Don't use linear approximations:

// WRONG - Linear approximation B97: =B88*(1+(0.096-0.116)) // Assumes linear relationship


Don't leave placeholder text:

// WRONG - Placeholder note "Note: Use Excel Data Table feature..."

...
</common_mistakes>

This is unusual: the prompt actively contains anti-examples it wants the model to recognize and not emit. The XML tags make the section retrievable as a unit (Claude can refer to "see <common_mistakes>") and the WRONG/INSTEAD pairing is explicit.

The DCF skill goes further with a TOP 5 ERRORS SUMMARY at line 717, then "Re-read this section before starting any DCF build" at 754 — the prompt is, in effect, asking the model to perform a self-review against a known failure list.

10. Local override files

Pattern: verticals ship a .local.md.example that the user copies and customizes; the real file is gitignored.

Example: plugins/vertical-plugins/investment-banking/.claude/investment-banking.local.md.example carries the user's name, title, sectors, active deals, valuation defaults — and a free-text "Notes" section for market themes / relationships / precedent transactions.

Why: these files give the agent firm-specific context (client names, deal codes, branding) without committing it to a public marketplace repo. CLAUDE.md confirms *.local.md is gitignored.

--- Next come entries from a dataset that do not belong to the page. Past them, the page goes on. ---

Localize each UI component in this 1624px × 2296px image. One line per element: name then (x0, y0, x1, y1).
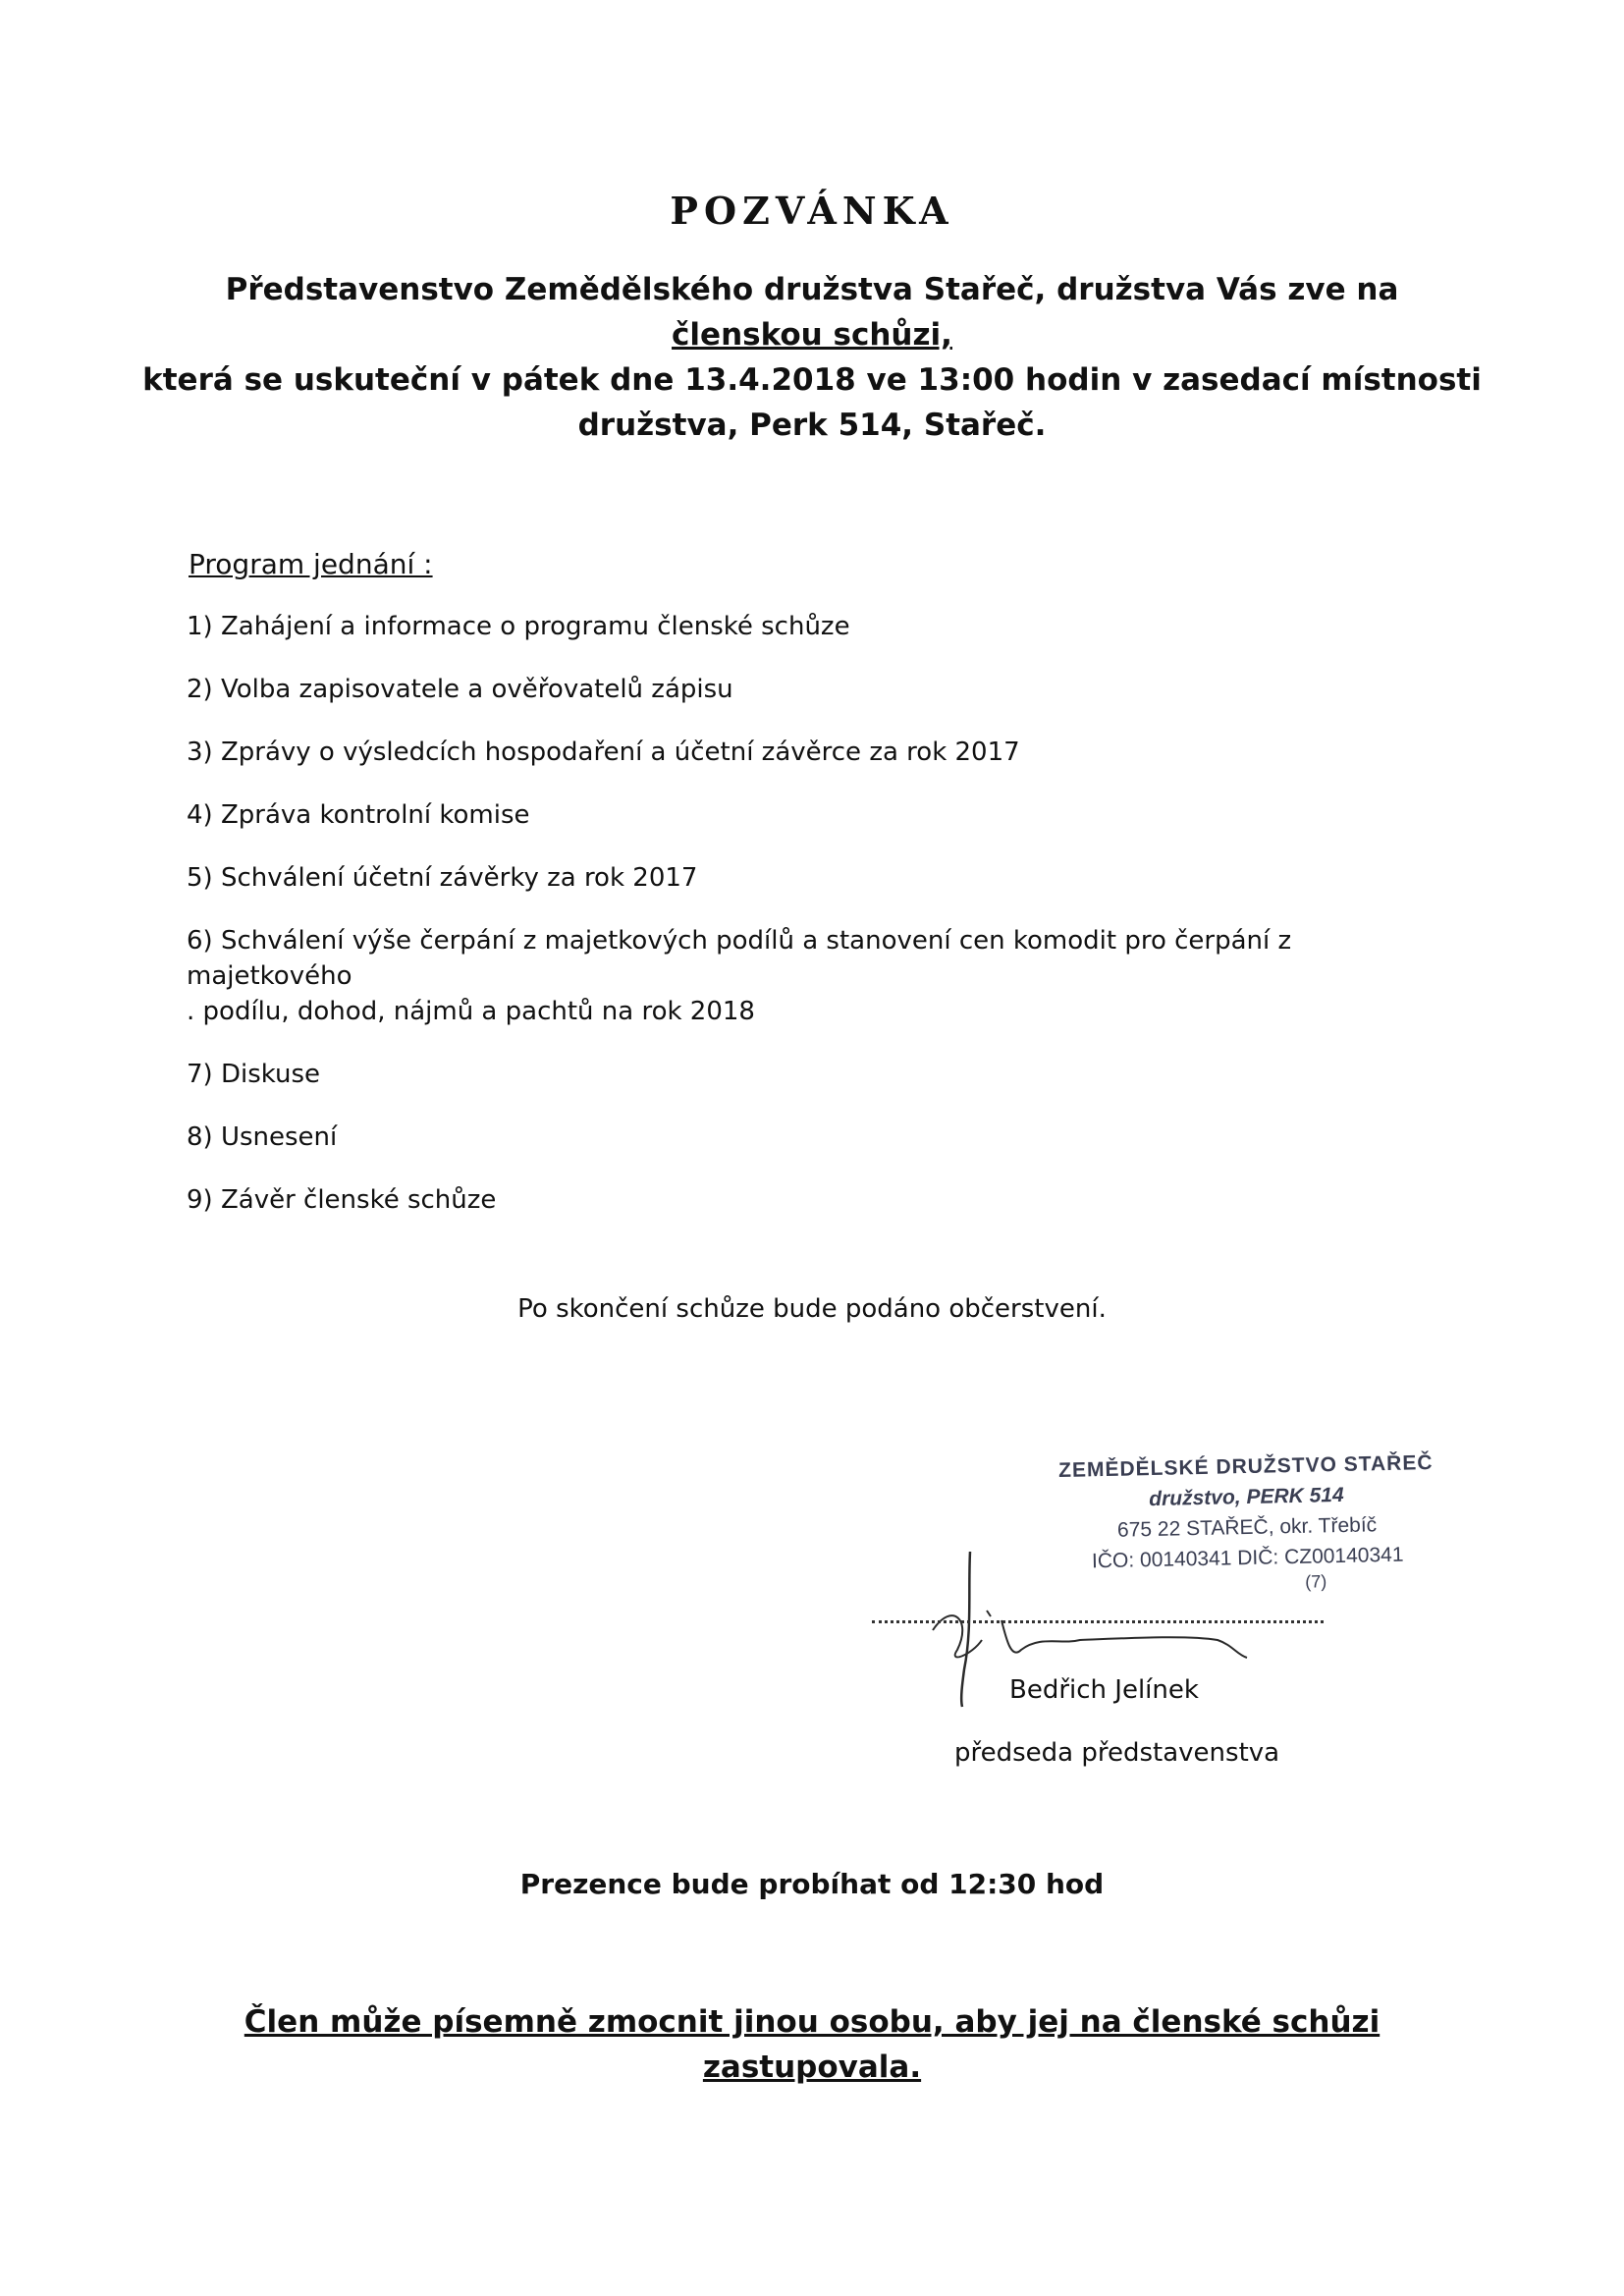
signature-line (872, 1620, 1324, 1623)
refreshment-note: Po skončení schůze bude podáno občerstvení. (517, 1294, 1107, 1324)
agenda-item (187, 1182, 1463, 1218)
stamp-line-2: družstvo, PERK 514 (1149, 1483, 1344, 1511)
document-title: POZVÁNKA (670, 189, 954, 233)
agenda-item-text: 7) Diskuse (187, 1060, 321, 1089)
agenda-item-text: 9) Závěr členské schůze (187, 1185, 497, 1215)
agenda-item (187, 609, 1463, 644)
stamp-line-3: 675 22 STAŘEČ, okr. Třebíč (1116, 1513, 1378, 1542)
agenda-item (187, 1057, 1463, 1092)
stamp-mark: (7) (1305, 1571, 1327, 1592)
agenda-item-text: 4) Zpráva kontrolní komise (187, 800, 530, 830)
intro-line-3: která se uskuteční v pátek dne 13.4.2018 ve 13:00 hodin v zasedací místnosti (142, 362, 1482, 398)
intro-line-1: Představenstvo Zemědělského družstva Stařeč, družstva Vás zve na (225, 272, 1399, 307)
program-heading: Program jednání : (189, 548, 433, 580)
agenda-item (187, 860, 1463, 896)
agenda-item (187, 797, 1463, 833)
intro-line-4: družstva, Perk 514, Stařeč. (577, 408, 1047, 443)
intro-line-2: členskou schůzi, (672, 317, 952, 353)
stamp-line-4: IČO: 00140341 DIČ: CZ00140341 (1091, 1543, 1404, 1573)
agenda-item-text: 6) Schválení výše čerpání z majetkových podílů a stanovení cen komodit pro čerpání z majetkového (187, 926, 1292, 991)
closing-note: Člen může písemně zmocnit jinou osobu, aby jej na členské schůzi zastupovala. (244, 2004, 1380, 2085)
agenda-item (187, 923, 1463, 1029)
agenda-item (187, 672, 1463, 707)
agenda-item-text: 2) Volba zapisovatele a ověřovatelů zápisu (187, 675, 733, 704)
agenda-list (187, 609, 1463, 1245)
agenda-item-text: 5) Schválení účetní závěrky za rok 2017 (187, 863, 698, 893)
invitation-intro (118, 267, 1506, 448)
agenda-item-text: 1) Zahájení a informace o programu členské schůze (187, 612, 850, 641)
signatory-name: Bedřich Jelínek (1009, 1675, 1199, 1705)
intro-line-2-wrap (118, 312, 1506, 357)
agenda-item-text: 8) Usnesení (187, 1122, 338, 1152)
signatory-role: předseda představenstva (954, 1738, 1280, 1768)
stamp-line-1: ZEMĚDĚLSKÉ DRUŽSTVO STAŘEČ (1057, 1451, 1434, 1483)
agenda-item-continuation: . podílu, dohod, nájmů a pachtů na rok 2018 (187, 997, 755, 1026)
agenda-item (187, 735, 1463, 770)
presence-note: Prezence bude probíhat od 12:30 hod (519, 1868, 1105, 1900)
agenda-item (187, 1120, 1463, 1155)
agenda-item-text: 3) Zprávy o výsledcích hospodaření a účetní závěrce za rok 2017 (187, 738, 1020, 767)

11. Manifest convenience syntax + harness-side normalization

The agent.yaml files use convenience fields the API does not understand:

Convenience field What the script does Source
system: {file: ...} Read file, inline as system: <string> deploy-managed-agent.sh:114-130
system: {append: ...} Append text after the file body same
skills: [{path: ...}] Zip directory, POST to /v1/skills, replace with {type:custom, skill_id, version} deploy-managed-agent.sh:54-86
skills: [{from_plugin: ...}] Expand to one {path:} per skill in that plugin deploy-managed-agent.sh:95-105
callable_agents: [{manifest: ...}] Recurse: deploy subagent first, replace with {type:agent, id, version} deploy-managed-agent.sh:147-153
output_schema: (subagent) Strip from POST body; consumed by scripts/validate.py instead deploy-managed-agent.sh:154
${ENV_VAR} in any string Substitute from env after character-class check deploy-managed-agent.sh:36-52

This keeps the cookbook readable (relative paths, no skill IDs) while still producing a valid POST body.